While I filled my backpack with water and fruit, I remembered that a few weeks ago a friend had brought me a care package of homemade vegan tomato soup, raw seed crackers, other healthy goodies, and a small glass jar with coconut butter that, she carefully explained, was infused with marijuana. She gave me instructions for adding this herbal elixir to a cup of herb tea.
This friend happens to be a fun, health-conscious, spiritually minded vegan, so I figured this special mixture had to be of the best, highest-grade medicinal quality. BecauseI can’t stand smoking anything, my last experience with marijuana was about 45 years ago when I burned my throat inhaling smoke from a joint. End of story. But on this day that little jar of vegan marijuana butter beckoned me. So, with the dogs jumping up and down and chomping at the bit to get going, I quickly followed my friend’s instructions to the best of my recollection: “Boil some water, make some tea–any kind of herb tea, and add a little honey. Then stir in the coconut butter.”
This vegan marijuana butter looked for all the world like that Indian butter, ghee. Don’t traditional Asian cultures also drink yak butter tea? My friend had cautioned me not to add too much butter:”You’re not used to it. Just try a little bit.” I couldn’t remember the exact amount that she advised, so I floated a tablespoon of this vegan butter concoction into my tea.

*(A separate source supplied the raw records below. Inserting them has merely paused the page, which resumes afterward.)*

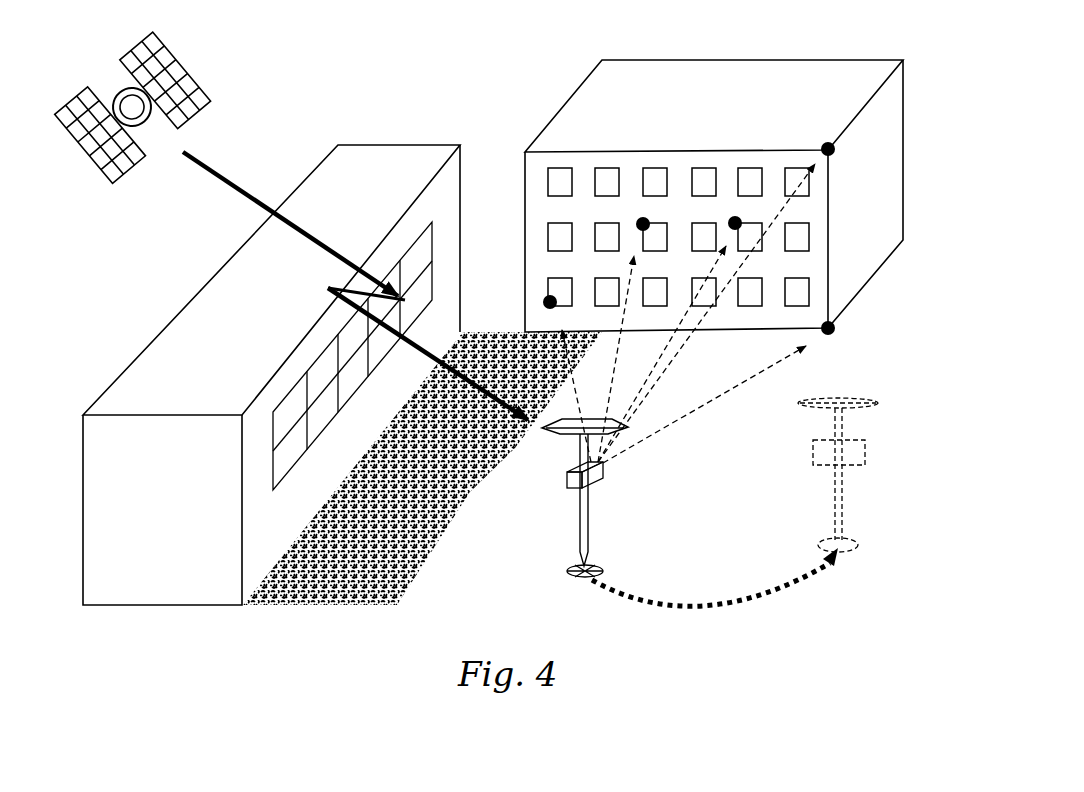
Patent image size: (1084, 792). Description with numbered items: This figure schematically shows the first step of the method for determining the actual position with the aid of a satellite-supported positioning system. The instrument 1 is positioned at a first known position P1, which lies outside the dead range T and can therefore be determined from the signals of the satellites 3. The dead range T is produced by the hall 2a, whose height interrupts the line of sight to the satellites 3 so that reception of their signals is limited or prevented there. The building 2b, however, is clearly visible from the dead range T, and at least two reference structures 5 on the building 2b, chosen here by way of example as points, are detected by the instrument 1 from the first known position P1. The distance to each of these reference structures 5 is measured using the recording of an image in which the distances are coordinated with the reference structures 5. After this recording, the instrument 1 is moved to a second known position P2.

The instrument 1 is at (593, 477).
The hall 2a is at (342, 180).
The building 2b is at (708, 78).
The satellites 3 is at (198, 87).
The reference structures 5 is at (640, 219).
The dead range T is at (418, 512).
The first known position P1 is at (588, 580).
The second known position P2 is at (833, 562).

I sipped the tea. It tasted perfectly normal.
So off I went into the arms of Mother Nature with my happy menagerie. I remembered that my friend said it would take about 45 minutes to feel anything, so every once in a while I checked the time on my cell phone. When I wander in nature I often experience a palpable shift in consciousness; my brain cells and nervous system quiet down –at least to some extent. So, after about an hour, not knowing what to expect, I couldn’t really tell if the quiet that descended was the tea or just me.

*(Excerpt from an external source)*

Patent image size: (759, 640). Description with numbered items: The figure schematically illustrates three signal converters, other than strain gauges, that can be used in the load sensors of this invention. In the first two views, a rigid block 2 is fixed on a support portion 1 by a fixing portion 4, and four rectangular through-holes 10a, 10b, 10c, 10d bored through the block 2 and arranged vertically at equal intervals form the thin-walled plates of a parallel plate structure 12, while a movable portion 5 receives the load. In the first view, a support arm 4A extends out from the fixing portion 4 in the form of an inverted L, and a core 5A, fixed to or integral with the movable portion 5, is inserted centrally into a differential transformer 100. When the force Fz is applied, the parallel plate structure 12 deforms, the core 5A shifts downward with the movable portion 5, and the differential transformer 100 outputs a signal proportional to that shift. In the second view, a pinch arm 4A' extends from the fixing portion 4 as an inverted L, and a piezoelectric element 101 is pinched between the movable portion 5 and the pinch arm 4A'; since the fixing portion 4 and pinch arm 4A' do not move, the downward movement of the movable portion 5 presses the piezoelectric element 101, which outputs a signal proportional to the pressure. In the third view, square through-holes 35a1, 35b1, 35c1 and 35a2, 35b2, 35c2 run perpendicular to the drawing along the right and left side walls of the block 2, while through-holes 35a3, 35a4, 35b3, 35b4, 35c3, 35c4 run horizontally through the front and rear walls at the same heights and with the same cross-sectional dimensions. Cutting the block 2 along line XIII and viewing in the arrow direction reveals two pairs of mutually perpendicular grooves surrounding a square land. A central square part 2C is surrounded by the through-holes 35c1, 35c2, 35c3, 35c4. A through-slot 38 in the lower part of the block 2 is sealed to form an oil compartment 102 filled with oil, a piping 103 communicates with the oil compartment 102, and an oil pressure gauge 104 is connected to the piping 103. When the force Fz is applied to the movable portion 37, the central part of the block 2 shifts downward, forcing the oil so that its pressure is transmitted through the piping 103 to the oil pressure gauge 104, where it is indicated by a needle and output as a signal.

About two hours later, still not really feeling anything unusual, I moseyed on back to the house with the dogs. I think it was shortly thereafter, while I was washing the dishes, that I realized something had “hit.” Usually, after a walk in nature, like after a yoga meditation practice, my mind gradually fires up again and I find myself back in the noisy stream of life. This time, the only way I can describe it is that everything felt more and more quiet and timeless. I’m inclined to say that it felt shamanic. Just for a while, my perception of the woman (me) washing the endless dirty dishes shifted. My kitchen sink is right by a door so I periodically stepped outside. My mind searches for the words to describe how everything looked strangely familiar, yet my consciousness had landed somewhere new.
A few days later, I mentioned to my friend how I’d tried some of the vegan marijuana butter she’d given me.
“Oh,” she said, “How was it?”
“Well, ” I replied, “I couldn’t remember the amount.”
“Just a tiny bit,” she said. “Not more than a teaspoon.”